マジックは非日常を現出するPerformanceであると、しばしば定義されます。これを曲解し「演者は常に、客が予想もできないショッキングな現象を繰り出さなければならない」との信念を持っているらしい人を時折見かけますが、これは誤った考えだと私は思います。

予期せぬ派手な現象の連続は客を疲れさせてしまいますし、ときに不思議さを消し去ってしまうことすらあります。ふつうに想像力のある客なら、カードを覚えた時点で演者が最後に何らかの方法でそれを言い当てるのだろうと予想するでしょう。そして、演者はそれを裏切ってはいけません。

マジックにおいて意外性は、たしかに非常に重要な要素です。ですが多くの場合その意外性とは、想像もできなかった結果が待っていたという種類のものではなく、最後に用意された「安心できる結末」に至る過程に、客の予想をほんの少し上回るサプライズが盛り込まれているという程度の意味であろうと私は理解しています。

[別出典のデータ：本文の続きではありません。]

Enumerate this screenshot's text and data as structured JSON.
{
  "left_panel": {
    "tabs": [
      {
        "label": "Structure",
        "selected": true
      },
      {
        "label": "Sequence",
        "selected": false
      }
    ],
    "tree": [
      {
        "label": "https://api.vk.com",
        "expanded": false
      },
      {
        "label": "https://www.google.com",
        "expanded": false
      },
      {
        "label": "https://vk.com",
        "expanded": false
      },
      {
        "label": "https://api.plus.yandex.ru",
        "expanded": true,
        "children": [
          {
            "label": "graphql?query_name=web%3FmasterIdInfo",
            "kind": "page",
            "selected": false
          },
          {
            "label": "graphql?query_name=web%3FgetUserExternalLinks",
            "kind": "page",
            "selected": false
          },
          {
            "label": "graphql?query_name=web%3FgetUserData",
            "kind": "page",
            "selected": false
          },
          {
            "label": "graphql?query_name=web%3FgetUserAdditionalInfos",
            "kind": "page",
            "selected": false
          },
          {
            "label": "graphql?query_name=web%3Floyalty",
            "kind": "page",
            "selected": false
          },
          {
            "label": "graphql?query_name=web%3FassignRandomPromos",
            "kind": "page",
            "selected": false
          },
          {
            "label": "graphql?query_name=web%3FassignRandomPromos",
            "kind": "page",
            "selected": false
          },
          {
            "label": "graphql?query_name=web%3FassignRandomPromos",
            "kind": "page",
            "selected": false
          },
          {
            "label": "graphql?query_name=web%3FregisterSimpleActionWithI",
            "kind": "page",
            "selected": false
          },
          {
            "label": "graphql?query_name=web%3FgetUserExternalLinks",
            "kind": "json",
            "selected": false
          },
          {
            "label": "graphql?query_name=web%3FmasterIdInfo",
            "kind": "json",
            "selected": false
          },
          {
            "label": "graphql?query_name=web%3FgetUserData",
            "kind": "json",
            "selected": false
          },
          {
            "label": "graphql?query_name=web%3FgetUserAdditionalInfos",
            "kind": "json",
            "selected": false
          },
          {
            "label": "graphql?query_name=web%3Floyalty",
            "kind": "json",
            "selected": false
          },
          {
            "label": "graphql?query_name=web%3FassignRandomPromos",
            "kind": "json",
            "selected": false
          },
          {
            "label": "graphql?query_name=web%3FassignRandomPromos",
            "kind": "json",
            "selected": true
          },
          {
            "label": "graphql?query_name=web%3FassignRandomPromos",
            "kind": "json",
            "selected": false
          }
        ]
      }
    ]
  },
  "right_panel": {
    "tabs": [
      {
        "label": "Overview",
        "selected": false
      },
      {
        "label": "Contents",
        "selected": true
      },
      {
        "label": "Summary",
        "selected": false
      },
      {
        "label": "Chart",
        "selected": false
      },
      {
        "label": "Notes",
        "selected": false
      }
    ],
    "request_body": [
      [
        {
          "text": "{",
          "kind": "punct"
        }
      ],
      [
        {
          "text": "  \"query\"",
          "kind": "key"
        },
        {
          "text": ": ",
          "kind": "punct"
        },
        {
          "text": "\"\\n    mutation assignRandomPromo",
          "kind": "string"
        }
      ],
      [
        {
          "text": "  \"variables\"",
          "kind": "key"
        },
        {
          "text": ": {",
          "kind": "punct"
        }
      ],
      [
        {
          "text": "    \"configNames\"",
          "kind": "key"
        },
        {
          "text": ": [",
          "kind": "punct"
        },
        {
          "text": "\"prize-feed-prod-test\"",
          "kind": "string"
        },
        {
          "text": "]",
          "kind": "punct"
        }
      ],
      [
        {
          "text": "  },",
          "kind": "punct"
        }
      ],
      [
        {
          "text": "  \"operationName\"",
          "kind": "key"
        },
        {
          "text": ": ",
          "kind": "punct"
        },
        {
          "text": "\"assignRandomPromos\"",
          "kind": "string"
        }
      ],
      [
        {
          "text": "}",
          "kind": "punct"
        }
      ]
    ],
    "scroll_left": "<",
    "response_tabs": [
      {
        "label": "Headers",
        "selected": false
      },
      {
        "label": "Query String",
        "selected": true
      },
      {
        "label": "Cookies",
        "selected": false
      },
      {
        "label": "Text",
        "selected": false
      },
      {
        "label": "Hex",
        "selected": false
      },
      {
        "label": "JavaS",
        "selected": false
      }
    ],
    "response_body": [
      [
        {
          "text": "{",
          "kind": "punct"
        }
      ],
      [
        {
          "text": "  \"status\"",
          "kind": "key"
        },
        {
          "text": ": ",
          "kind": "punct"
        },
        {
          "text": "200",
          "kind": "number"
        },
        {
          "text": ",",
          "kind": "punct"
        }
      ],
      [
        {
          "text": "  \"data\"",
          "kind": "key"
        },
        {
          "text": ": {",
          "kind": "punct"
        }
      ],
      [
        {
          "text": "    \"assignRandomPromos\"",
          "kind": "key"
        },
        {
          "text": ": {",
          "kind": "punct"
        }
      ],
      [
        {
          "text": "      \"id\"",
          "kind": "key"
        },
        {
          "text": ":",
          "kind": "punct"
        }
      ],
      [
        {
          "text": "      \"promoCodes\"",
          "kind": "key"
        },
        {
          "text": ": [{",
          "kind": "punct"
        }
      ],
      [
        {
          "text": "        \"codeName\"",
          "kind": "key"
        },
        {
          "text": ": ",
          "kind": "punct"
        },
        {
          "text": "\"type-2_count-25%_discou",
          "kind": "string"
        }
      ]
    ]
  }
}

期待を裏切るのではなく、相手の期待どおりの方向でちょっとだけ上を行く。こういったセンスは一朝一夕で身につくものではありませんが、それを意識している人とそうでない人の演技には、明らかな質の違いが出てくるのではないでしょうか。

【追記】
クライマックスに突飛なもの(予想外に大きい、多い、その場にそぐわないなど)を取り出すことが、客に大きな驚きを与えることは事実です。ですがそれはマジック本来の魅力、すなわち不思議さとは、また違った種類の刺激であろうというのが私の考えです。